© 2002 by European Society of Cardiology
PACING
Use of a laser sheath to obtain venous access in pacemaker lead-related obstruction without extraction of the lead
Department of Cardiology, Catharina Hospital, Eindhoven The Netherlands
Manuscript submitted 11 April 2001. Accepted after revision 14 October 2001.

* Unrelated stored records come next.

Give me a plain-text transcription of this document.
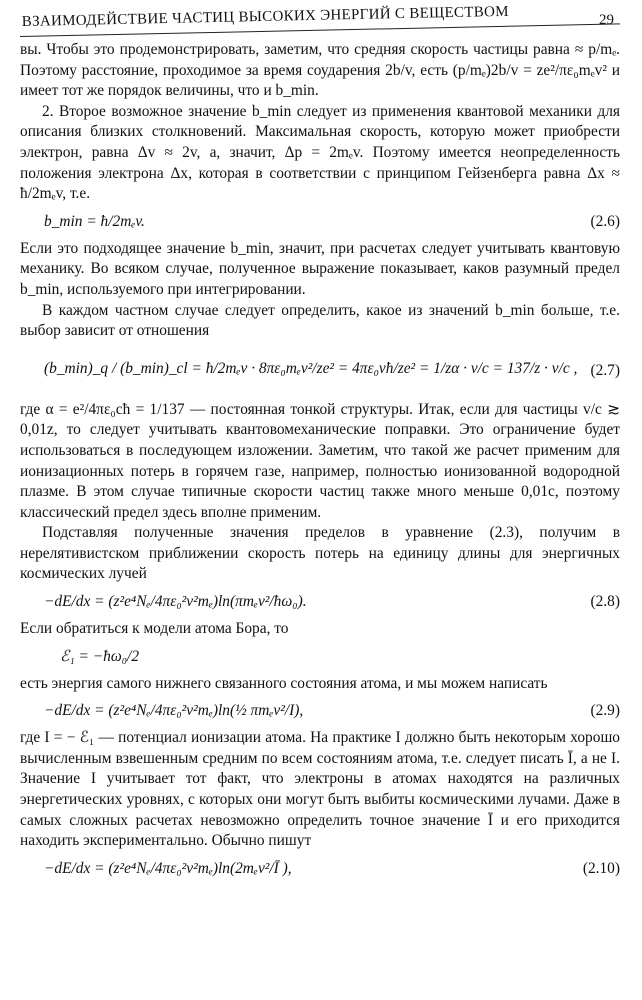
ВЗАИМОДЕЙСТВИЕ ЧАСТИЦ ВЫСОКИХ ЭНЕРГИЙ С ВЕЩЕСТВОМ	29

вы. Чтобы это продемонстрировать, заметим, что средняя скорость частицы равна ≈ p/mₑ. Поэтому расстояние, проходимое за время соударения 2b/v, есть (p/mₑ)2b/v = ze²/πε₀mₑv² и имеет тот же порядок величины, что и b_min.

2. Второе возможное значение b_min следует из применения квантовой механики для описания близких столкновений. Максимальная скорость, которую может приобрести электрон, равна Δv ≈ 2v, а, значит, Δp = 2mₑv. Поэтому имеется неопределенность положения электрона Δx, которая в соответствии с принципом Гейзенберга равна Δx ≈ ħ/2mₑv, т.е.

b_min = ħ/2mₑv.	(2.6)

Если это подходящее значение b_min, значит, при расчетах следует учитывать квантовую механику. Во всяком случае, полученное выражение показывает, каков разумный предел b_min, используемого при интегрировании.

В каждом частном случае следует определить, какое из значений b_min больше, т.е. выбор зависит от отношения

(b_min)_q / (b_min)_cl = ħ/2mₑv · 8πε₀mₑv²/ze² = 4πε₀vħ/ze² = 1/zα · v/c = 137/z · v/c , (2.7)

где α = e²/4πε₀cħ = 1/137 — постоянная тонкой структуры. Итак, если для частицы v/c ≳ 0,01z, то следует учитывать квантовомеханические поправки. Это ограничение будет использоваться в последующем изложении. Заметим, что такой же расчет применим для ионизационных потерь в горячем газе, например, полностью ионизованной водородной плазме. В этом случае типичные скорости частиц также много меньше 0,01c, поэтому классический предел здесь вполне применим.

Подставляя полученные значения пределов в уравнение (2.3), получим в нерелятивистском приближении скорость потерь на единицу длины для энергичных космических лучей

−dE/dx = (z²e⁴Nₑ/4πε₀²v²mₑ)ln(πmₑv²/ħω₀).	(2.8)

Если обратиться к модели атома Бора, то

ℰ₁ = −ħω₀/2

есть энергия самого нижнего связанного состояния атома, и мы можем написать

−dE/dx = (z²e⁴Nₑ/4πε₀²v²mₑ)ln(½ πmₑv²/I),	(2.9)

где I = − ℰ₁ — потенциал ионизации атома. На практике I должно быть некоторым хорошо вычисленным взвешенным средним по всем состояниям атома, т.е. следует писать Ī, а не I. Значение I учитывает тот факт, что электроны в атомах находятся на различных энергетических уровнях, с которых они могут быть выбиты космическими лучами. Даже в самых сложных расчетах невозможно определить точное значение Ī и его приходится находить экспериментально. Обычно пишут

−dE/dx = (z²e⁴Nₑ/4πε₀²v²mₑ)ln(2mₑv²/Ī ),	(2.10)
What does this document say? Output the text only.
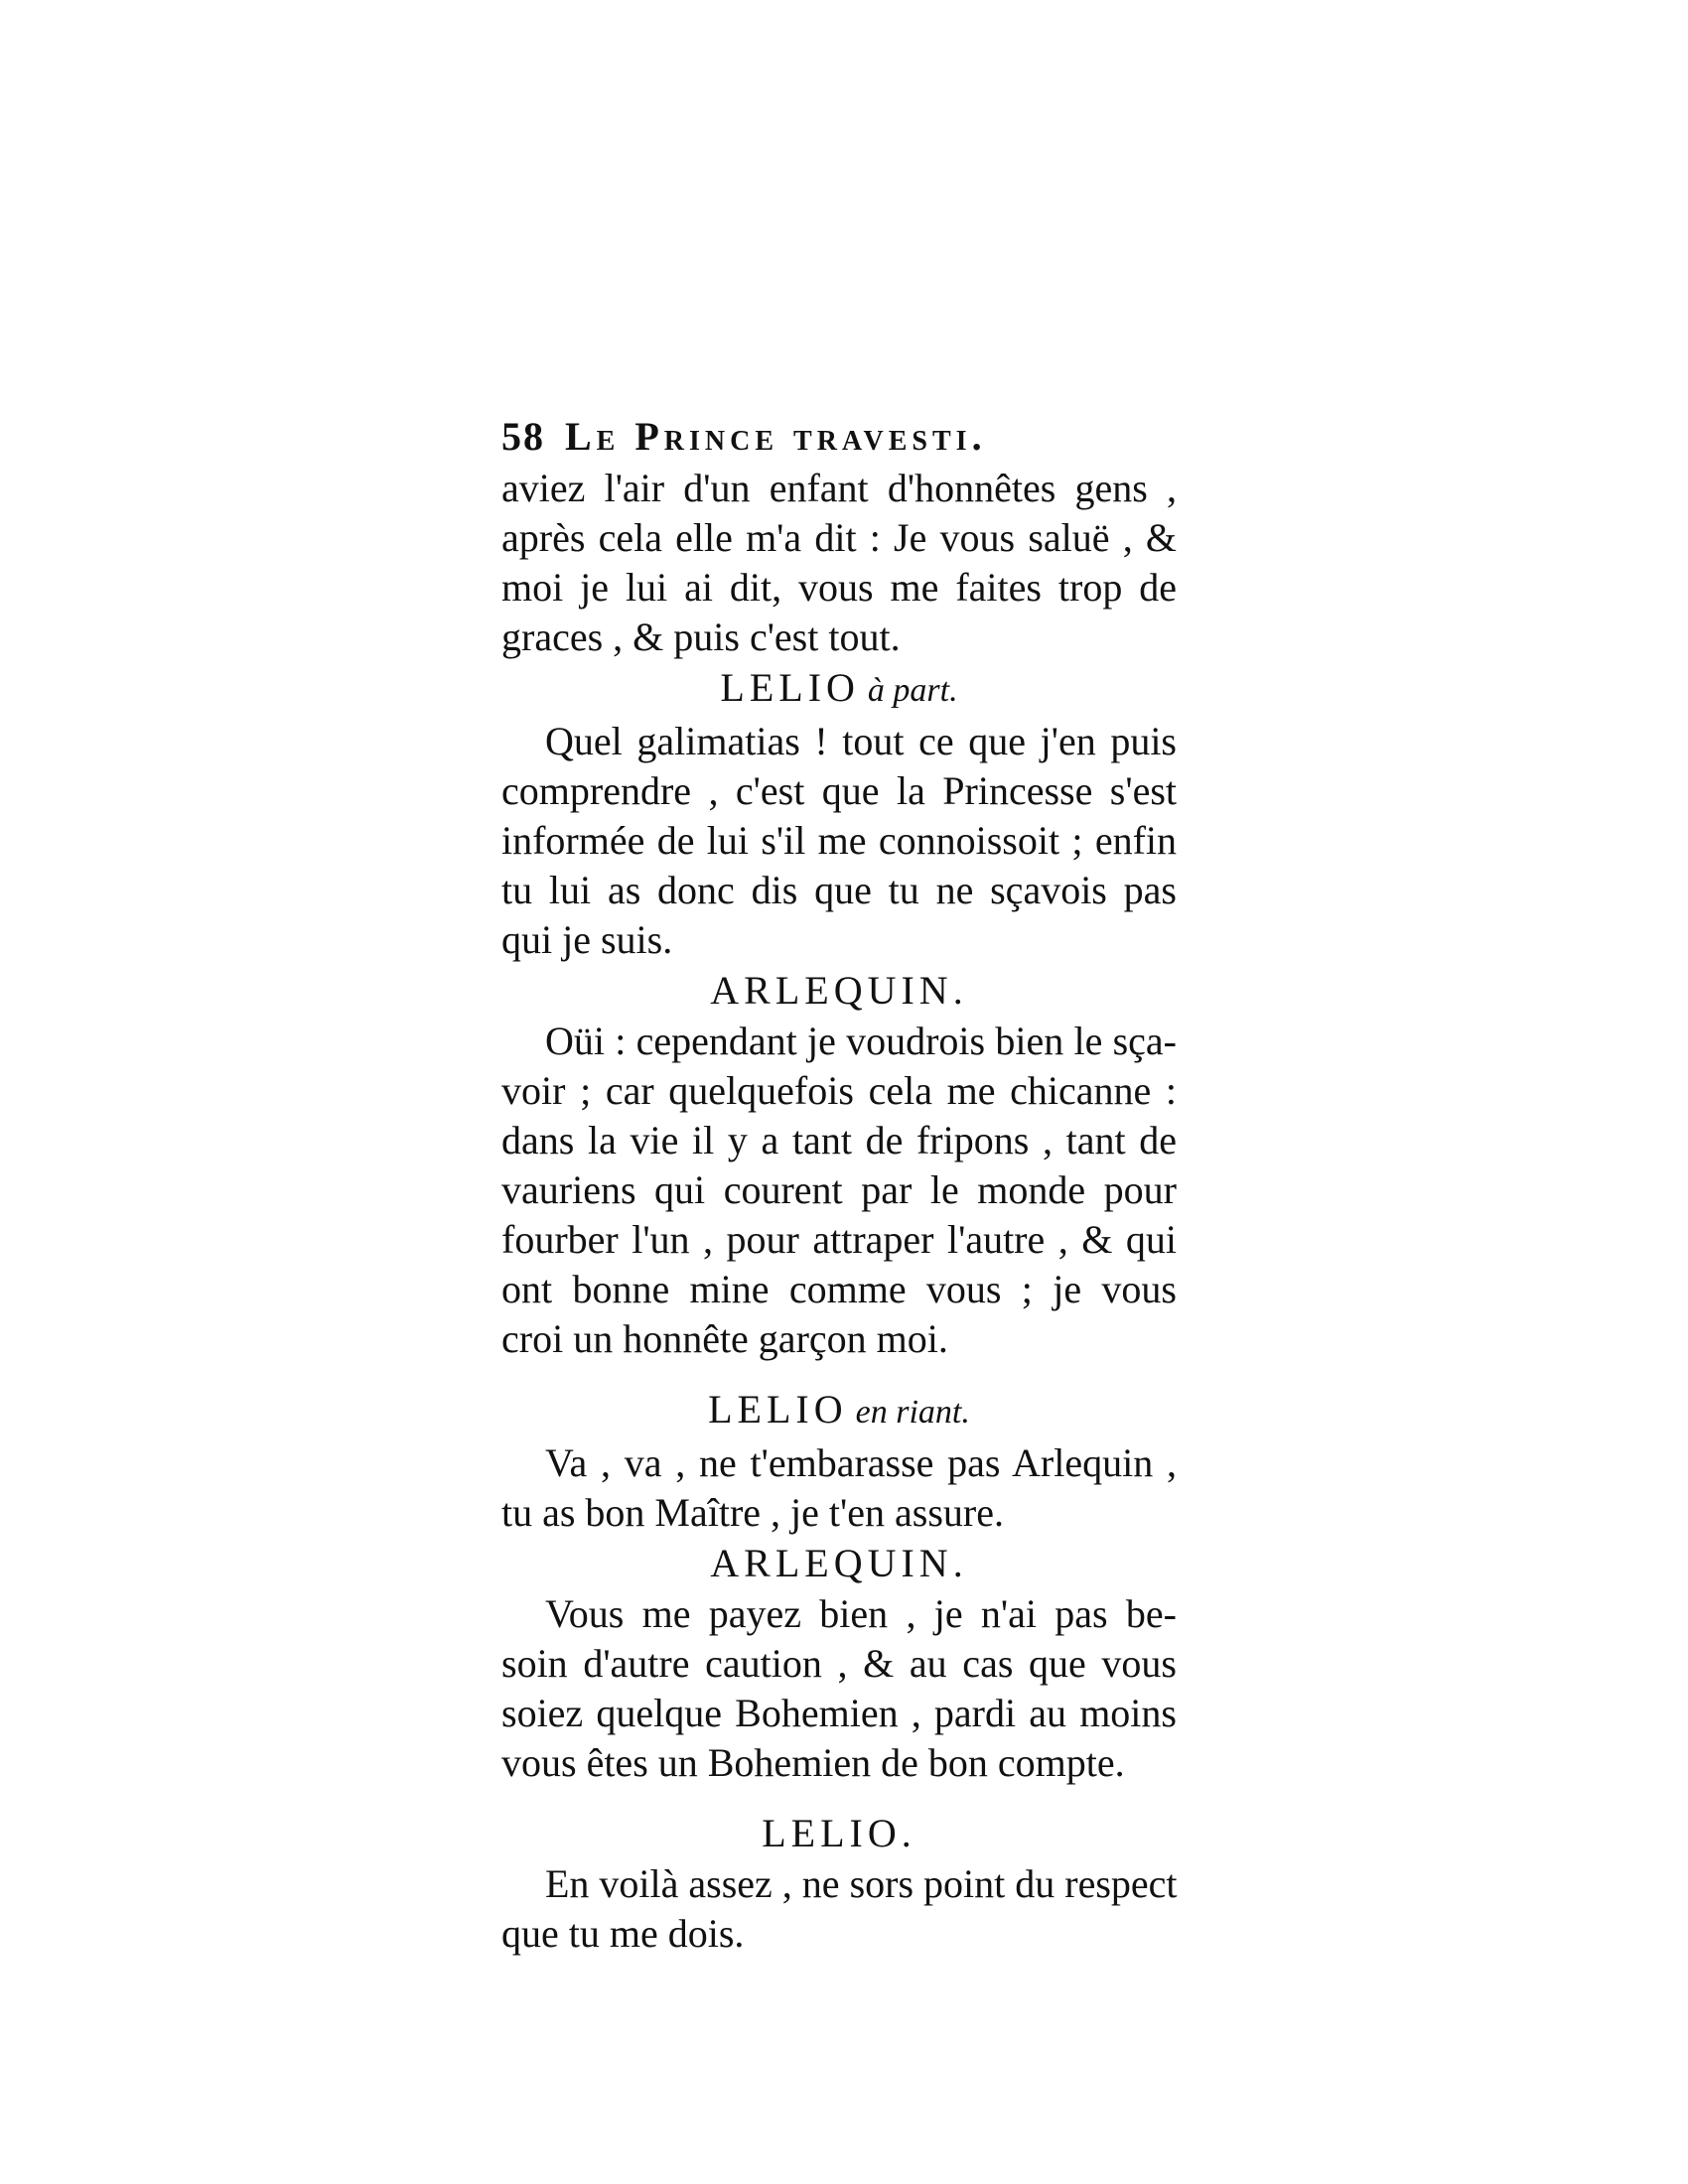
58 Le Prince travesti.
aviez l'air d'un enfant d'honnêtes gens ,
après cela elle m'a dit : Je vous saluë , &
moi je lui ai dit, vous me faites trop de
graces , & puis c'est tout.
LELIO à part.
Quel galimatias ! tout ce que j'en puis
comprendre , c'est que la Princesse s'est
informée de lui s'il me connoissoit ; enfin
tu lui as donc dis que tu ne sçavois pas
qui je suis.
ARLEQUIN.
Oüi : cependant je voudrois bien le sça-
voir ; car quelquefois cela me chicanne :
dans la vie il y a tant de fripons , tant de
vauriens qui courent par le monde pour
fourber l'un , pour attraper l'autre , & qui
ont bonne mine comme vous ; je vous
croi un honnête garçon moi.
LELIO en riant.
Va , va , ne t'embarasse pas Arlequin ,
tu as bon Maître , je t'en assure.
ARLEQUIN.
Vous me payez bien , je n'ai pas be-
soin d'autre caution , & au cas que vous
soiez quelque Bohemien , pardi au moins
vous êtes un Bohemien de bon compte.
LELIO.
En voilà assez , ne sors point du respect
que tu me dois.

Correspondence: F. A. L. E. Bracke, P.O. Box 1350, 5602 ZA Eindhoven, The Netherlands. E-mail: f.bracke{at}skynet.be
Key Words: Pacemaker, thrombosis, laser
Aims
Occlusion of the subclavian vein resulting from pacemaker leads prohibits insertion of new leads. We describe the ipsilateral insertion of a new lead without extracting the old lead using a laser sheath in a pacemaker patient with an obstructed vein.
Methods and Result
A laser sheath together with an outer sheath were advanced over the malfunctioning lead just beyond the occlusion. The laser sheath was pulled back and a guide wire inserted through the outer sheath kept in position distal of the occlusion. After removal of the outer sheath a peel-away sheath was introduced and a new lead implanted next to the malfunctioning lead that was abandoned and not extracted.
Conclusion
By avoiding using the laser along the whole length of the lead we greatly reduced the risk of the procedure but were still able to recanalize the obstructed vein. A risk of bilateral occlusion is avoided and the contralateral site saved as an entry point for future needs.